Sometimes you run across a passage that is so wonderfully written, so vivid, that you have to share it. The following excerpt fits the bill. It was written by Beirne Lay Jr., in his 1945 book I’ve Had It: The Survival of a Bomb Group Commander. Lay, the commander of the 487th Bomb Group, was flying his second mission as group commander on May 11, 1944, when his B-24 was shot down over France. Lay would eventually become a Hollywood screenwriter, working on such films as Twelve O’Clock High, Flying Leathernecks, and Strategic Air Command. In this excerpt, Lay and his crew are just bailing out of their aircraft:

Panting hard, I wormed closer to the daylight showing through the hatch. And then a giant suction whisked me through the opening like a cigarette out the window slit of a speeding car, and I yanked the ripcord hard as I went. The ground looked as close as the floor to a man rolling off a bed.

The white canopy of another parachute dangled a hundred feet below me. I saw that I was gaining on it. Downward. I looked up at my own canopy. A complete panel was missing due to the speed of the drive when the chute opened—one slice out of a pie. In a few moments more I overtook the other chute and passed it at what seemed to be an alarming speed differential and close enough so that I recognized Lieutenant Walter Duer, the co-pilot who had been back in the tail-turret.

“What’s cooking?” I called to him, but he didn’t hear me. Maybe he was too engrossed with a situation that seized my attention when I looked down and saw that in the absence of wind we were both descending directly into the blazing furnace of the B-24. The sequence of recent events had been so rapid that there was an appreciable pause in my mind before I recalled that the five 1,000 lb.
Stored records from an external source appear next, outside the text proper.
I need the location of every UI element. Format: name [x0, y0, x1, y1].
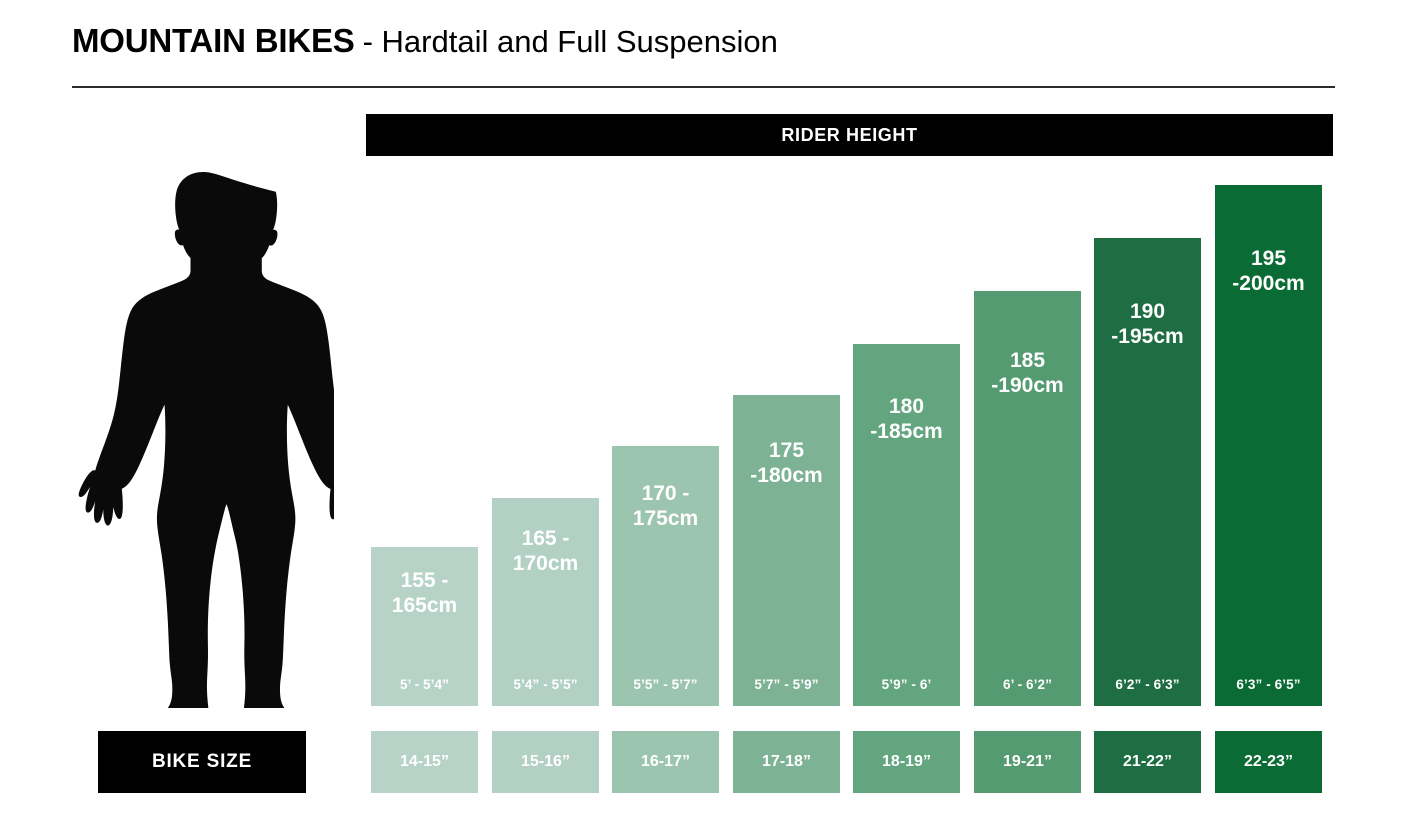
height-bar[interactable]: 175 -180cm5’7” - 5’9”	[733, 395, 840, 706]
bar-cm-label: 155 - 165cm	[371, 569, 478, 619]
bike-size-cell[interactable]: 16-17”	[612, 731, 719, 793]
rider-silhouette	[72, 168, 334, 708]
bike-size-cell[interactable]: 14-15”	[371, 731, 478, 793]
rider-height-label: RIDER HEIGHT	[781, 125, 917, 146]
bar-column[interactable]: 180 -185cm5’9” - 6’	[853, 344, 960, 706]
bike-size-cell[interactable]: 21-22”	[1094, 731, 1201, 793]
height-bar[interactable]: 195 -200cm6’3” - 6’5”	[1215, 185, 1322, 706]
bar-column[interactable]: 155 - 165cm5’ - 5’4”	[371, 547, 478, 706]
bar-column[interactable]: 175 -180cm5’7” - 5’9”	[733, 395, 840, 706]
bar-column[interactable]: 190 -195cm6’2” - 6’3”	[1094, 238, 1201, 706]
bar-column[interactable]: 165 - 170cm5’4” - 5’5”	[492, 498, 599, 706]
bar-ft-label: 5’5” - 5’7”	[612, 677, 719, 692]
bike-size-cell[interactable]: 19-21”	[974, 731, 1081, 793]
bar-column[interactable]: 170 - 175cm5’5” - 5’7”	[612, 446, 719, 706]
bar-cm-label: 165 - 170cm	[492, 527, 599, 577]
height-bar[interactable]: 165 - 170cm5’4” - 5’5”	[492, 498, 599, 706]
bike-size-cell[interactable]: 22-23”	[1215, 731, 1322, 793]
bike-size-legend-label: BIKE SIZE	[152, 751, 252, 773]
height-bar[interactable]: 190 -195cm6’2” - 6’3”	[1094, 238, 1201, 706]
page-title: MOUNTAIN BIKES- Hardtail and Full Suspen…	[72, 22, 778, 60]
height-bar[interactable]: 155 - 165cm5’ - 5’4”	[371, 547, 478, 706]
bar-cm-label: 175 -180cm	[733, 439, 840, 489]
bar-cm-label: 185 -190cm	[974, 349, 1081, 399]
bar-ft-label: 5’ - 5’4”	[371, 677, 478, 692]
bike-size-cell[interactable]: 15-16”	[492, 731, 599, 793]
bar-cm-label: 190 -195cm	[1094, 300, 1201, 350]
bike-size-cell[interactable]: 18-19”	[853, 731, 960, 793]
height-bar[interactable]: 170 - 175cm5’5” - 5’7”	[612, 446, 719, 706]
bike-size-legend: BIKE SIZE	[98, 731, 306, 793]
bar-cm-label: 195 -200cm	[1215, 247, 1322, 297]
bar-ft-label: 5’9” - 6’	[853, 677, 960, 692]
bar-ft-label: 5’4” - 5’5”	[492, 677, 599, 692]
height-bar[interactable]: 185 -190cm6’ - 6’2”	[974, 291, 1081, 706]
bar-ft-label: 6’ - 6’2”	[974, 677, 1081, 692]
title-main: MOUNTAIN BIKES	[72, 22, 355, 59]
person-icon	[72, 168, 334, 708]
rider-height-header: RIDER HEIGHT	[366, 114, 1333, 156]
bar-cm-label: 180 -185cm	[853, 395, 960, 445]
bike-size-cell[interactable]: 17-18”	[733, 731, 840, 793]
height-bar[interactable]: 180 -185cm5’9” - 6’	[853, 344, 960, 706]
bar-column[interactable]: 195 -200cm6’3” - 6’5”	[1215, 185, 1322, 706]
bar-column[interactable]: 185 -190cm6’ - 6’2”	[974, 291, 1081, 706]
bar-ft-label: 6’3” - 6’5”	[1215, 677, 1322, 692]
bar-cm-label: 170 - 175cm	[612, 482, 719, 532]
title-subtitle: - Hardtail and Full Suspension	[363, 24, 778, 59]
title-divider	[72, 86, 1335, 88]
bar-ft-label: 6’2” - 6’3”	[1094, 677, 1201, 692]
bar-ft-label: 5’7” - 5’9”	[733, 677, 840, 692]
G.P. [general-purpose] bombs, which we had been unable to jettison because of the shot-up emergency release system, and which had not gone off on impact because they were unarmed, would be warming up in that fire and would blow as soon as they got hot enough to detonate. Already I could feel the warm breath of the flames, mixed with cinders and sparks, rising past me. All I needed was to have the canopy of the chute ignite, burn in an instant and drop me into the fire to round out the job.
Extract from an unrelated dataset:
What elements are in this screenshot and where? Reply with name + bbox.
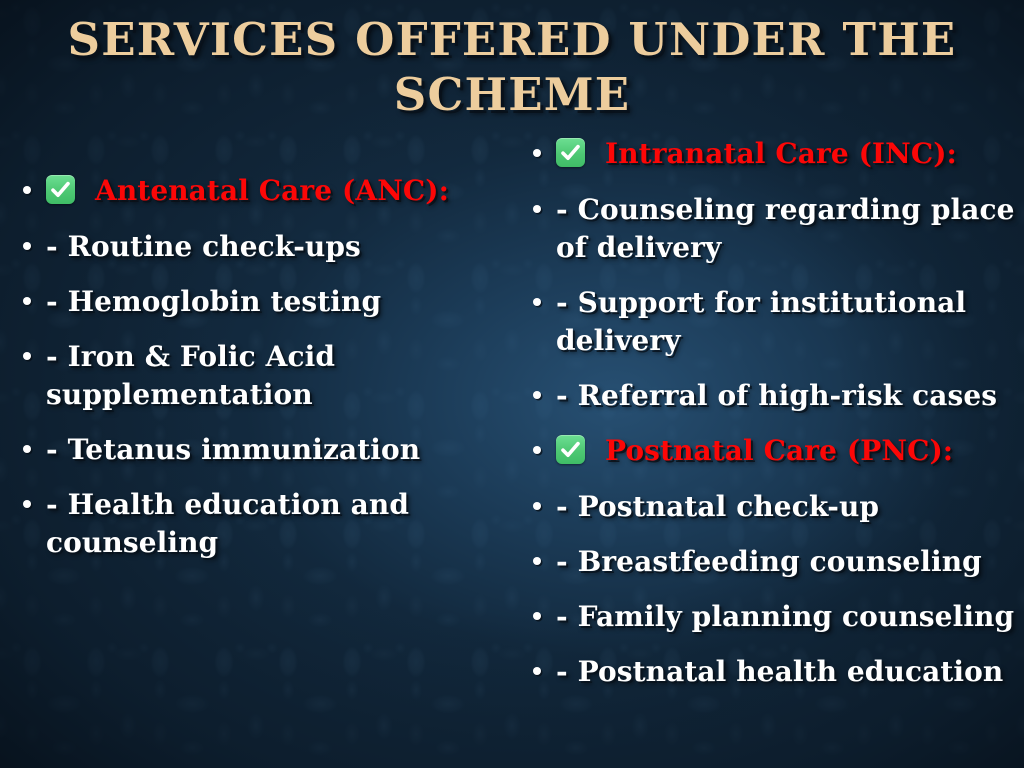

Four or five hundred feet from the ground, a blessed cross-wind took gently hold and began to drift me clear. I judged I’d miss the burning crash by two hundred yards.

Fifty feet to go. A plowed field right under me. I tensed every muscle steel-tight, with my knees slightly bent. Almost simultaneously my heels, butt and back of the head slammed into the ground. I was on the ground. And alive.